California's healthcare AI laws impose penalties through multiple overlapping enforcement channels. Under AB 489 and AB 3030, violations can result in administrative fines of up to $2,500 per violation — and each non-compliant patient interaction is typically counted as a separate violation. In a practice with hundreds of daily patient contacts, aggregate exposure grows rapidly. Beyond administrative fines, healthcare providers who violate AB 489 face professional license discipline from the Medical Board of California, which can include suspension or revocation. Developers whose AI systems use unlicensed patient health data for training may face CMIA penalties of $1,000 to $250,000 per incident. AB 2013 violations for failure to publish training data transparency reports may be enforced by the California Privacy Protection Agency with additional fines. The overlapping penalty regime is intentional — regulators wanted multiple enforcement pathways to ensure compliance.

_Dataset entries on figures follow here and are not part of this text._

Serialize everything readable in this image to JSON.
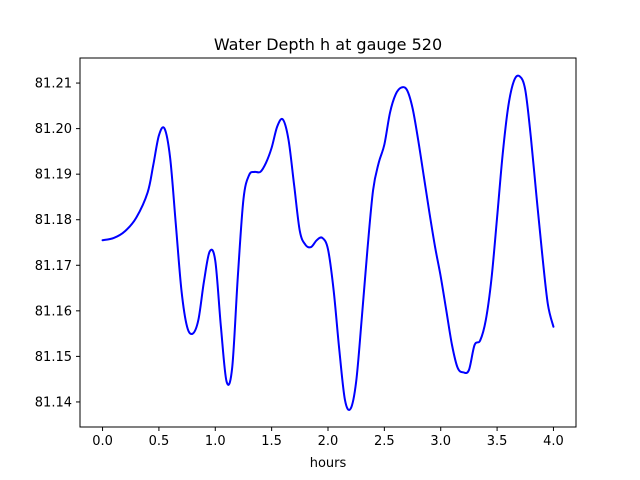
{
  "chart_data": {
    "type": "line",
    "title": "Water Depth h at gauge 520",
    "xlabel": "hours",
    "ylabel": "",
    "xlim": [
      -0.2,
      4.2
    ],
    "ylim": [
      81.1345,
      81.2155
    ],
    "xticks": [
      0.0,
      0.5,
      1.0,
      1.5,
      2.0,
      2.5,
      3.0,
      3.5,
      4.0
    ],
    "xtick_labels": [
      "0.0",
      "0.5",
      "1.0",
      "1.5",
      "2.0",
      "2.5",
      "3.0",
      "3.5",
      "4.0"
    ],
    "yticks": [
      81.14,
      81.15,
      81.16,
      81.17,
      81.18,
      81.19,
      81.2,
      81.21
    ],
    "ytick_labels": [
      "81.14",
      "81.15",
      "81.16",
      "81.17",
      "81.18",
      "81.19",
      "81.20",
      "81.21"
    ],
    "grid": false,
    "series": [
      {
        "color": "#0000ff",
        "x": [
          0.0,
          0.1,
          0.2,
          0.3,
          0.4,
          0.45,
          0.5,
          0.55,
          0.6,
          0.65,
          0.7,
          0.75,
          0.8,
          0.85,
          0.9,
          0.95,
          1.0,
          1.05,
          1.1,
          1.15,
          1.2,
          1.25,
          1.3,
          1.35,
          1.4,
          1.45,
          1.5,
          1.55,
          1.6,
          1.65,
          1.7,
          1.75,
          1.8,
          1.85,
          1.9,
          1.95,
          2.0,
          2.05,
          2.1,
          2.15,
          2.2,
          2.25,
          2.3,
          2.35,
          2.4,
          2.45,
          2.5,
          2.55,
          2.6,
          2.65,
          2.7,
          2.75,
          2.8,
          2.85,
          2.9,
          2.95,
          3.0,
          3.05,
          3.1,
          3.15,
          3.2,
          3.25,
          3.3,
          3.35,
          3.4,
          3.45,
          3.5,
          3.55,
          3.6,
          3.65,
          3.7,
          3.75,
          3.8,
          3.85,
          3.9,
          3.95,
          4.0
        ],
        "y": [
          81.1755,
          81.176,
          81.1775,
          81.1805,
          81.186,
          81.192,
          81.1985,
          81.2,
          81.1935,
          81.179,
          81.1645,
          81.1565,
          81.155,
          81.158,
          81.1665,
          81.173,
          81.171,
          81.1565,
          81.1445,
          81.1475,
          81.1675,
          81.1845,
          81.1898,
          81.1905,
          81.1905,
          81.1925,
          81.1958,
          81.2005,
          81.202,
          81.1975,
          81.1875,
          81.1775,
          81.1745,
          81.174,
          81.1755,
          81.176,
          81.1735,
          81.1645,
          81.1515,
          81.1405,
          81.1385,
          81.1445,
          81.1585,
          81.1735,
          81.1865,
          81.1925,
          81.1965,
          81.2035,
          81.2075,
          81.209,
          81.2085,
          81.2045,
          81.1975,
          81.1895,
          81.1815,
          81.174,
          81.1675,
          81.16,
          81.1525,
          81.1475,
          81.1465,
          81.147,
          81.1525,
          81.1535,
          81.158,
          81.167,
          81.1805,
          81.1945,
          81.205,
          81.2105,
          81.2115,
          81.2085,
          81.198,
          81.185,
          81.1725,
          81.1615,
          81.1565
        ]
      }
    ]
  }
}
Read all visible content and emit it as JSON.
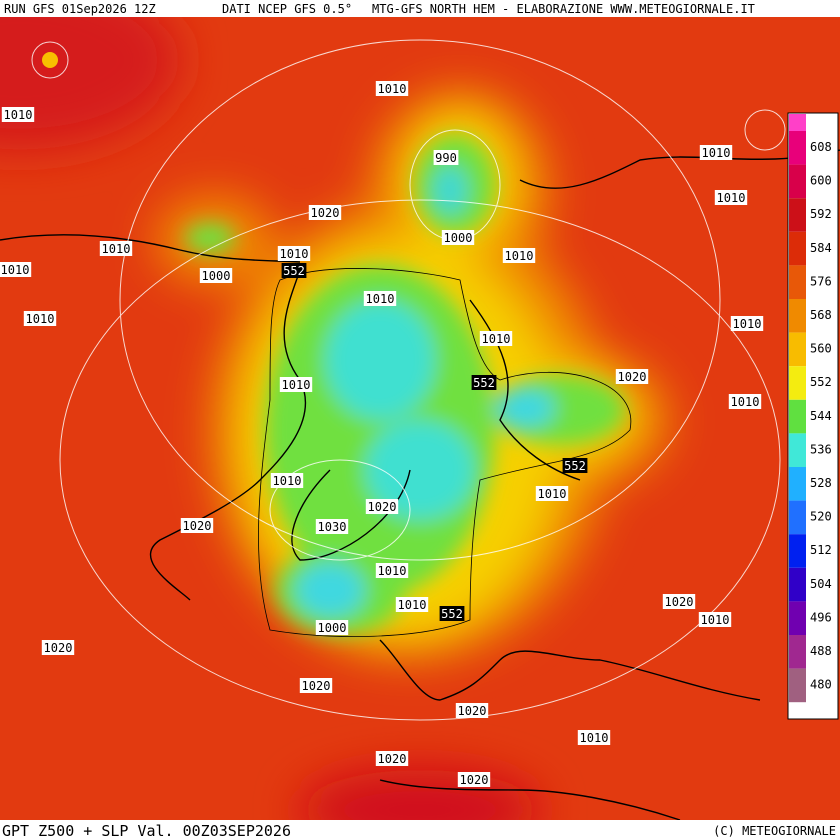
{
  "header": {
    "run": "RUN GFS 01Sep2026 12Z",
    "source": "DATI NCEP GFS 0.5°",
    "credit": "MTG-GFS NORTH HEM - ELABORAZIONE WWW.METEOGIORNALE.IT"
  },
  "footer": {
    "title": "GPT Z500 + SLP Val. 00Z03SEP2026",
    "copyright": "(C) METEOGIORNALE"
  },
  "colorbar": {
    "levels": [
      {
        "value": 608,
        "color": "#e8007a"
      },
      {
        "value": 600,
        "color": "#d8004a"
      },
      {
        "value": 592,
        "color": "#cc1018"
      },
      {
        "value": 584,
        "color": "#dc2c08"
      },
      {
        "value": 576,
        "color": "#e85808"
      },
      {
        "value": 568,
        "color": "#f08a00"
      },
      {
        "value": 560,
        "color": "#f8bc00"
      },
      {
        "value": 552,
        "color": "#f4ec10"
      },
      {
        "value": 544,
        "color": "#60e040"
      },
      {
        "value": 536,
        "color": "#40e8d8"
      },
      {
        "value": 528,
        "color": "#20b0ff"
      },
      {
        "value": 520,
        "color": "#2070ff"
      },
      {
        "value": 512,
        "color": "#0020f0"
      },
      {
        "value": 504,
        "color": "#3000c8"
      },
      {
        "value": 496,
        "color": "#7000b0"
      },
      {
        "value": 488,
        "color": "#a02890"
      },
      {
        "value": 480,
        "color": "#a06080"
      }
    ]
  },
  "contour_labels": [
    "1010",
    "1010",
    "990",
    "1010",
    "1010",
    "1020",
    "1000",
    "1010",
    "1010",
    "1010",
    "1010",
    "552",
    "1000",
    "1010",
    "1010",
    "1010",
    "1010",
    "1020",
    "552",
    "1010",
    "1010",
    "552",
    "1010",
    "1010",
    "1020",
    "1020",
    "1030",
    "1010",
    "1010",
    "552",
    "1020",
    "1010",
    "1000",
    "1020",
    "1020",
    "1020",
    "1010",
    "1020",
    "1020"
  ]
}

The correct reporting channel depends on the type of violation. For violations by licensed healthcare professionals — such as a physician using a non-compliant AI without proper disclosure — complaints should be filed with the Medical Board of California at medicalboard.ca.gov. For violations by healthcare facilities or health systems, the California Department of Public Health (CDPH) accepts complaints at cdph.ca.gov. For violations involving consumer-facing AI products or deceptive AI practices outside a licensed professional context, the California Attorney General's consumer protection division accepts reports at oag.ca.gov. For violations of CMIA or CCPA related to health data used in AI training, the California Privacy Protection Agency (CPPA) at cppa.ca.gov is the appropriate regulator. If you are unsure which agency has jurisdiction, the AG's office can direct your complaint to the correct body.
California's healthcare AI disclosure laws — AB 489 and AB 3030 in particular — are focused on patient-facing and consumer-facing interactions. A purely internal administrative tool that summarizes billing codes, schedules staff, or flags appointment conflicts without ever producing output that reaches a patient is generally outside the scope of these disclosure requirements. However, the line blurs quickly. If an internal tool generates clinical notes, creates draft treatment plans, or produces content that will be transmitted to patients even after review, it is considered part of the patient interaction chain. HIPAA and the CMIA apply to any system that processes protected health information, regardless of whether it is patient-facing. If your internal AI tool touches PHI — even indirectly — you must implement appropriate access controls, audit logging, and de-identification safeguards. Human-in-the-Loop workflows are strongly recommended for any AI system that contributes to clinical decision-making.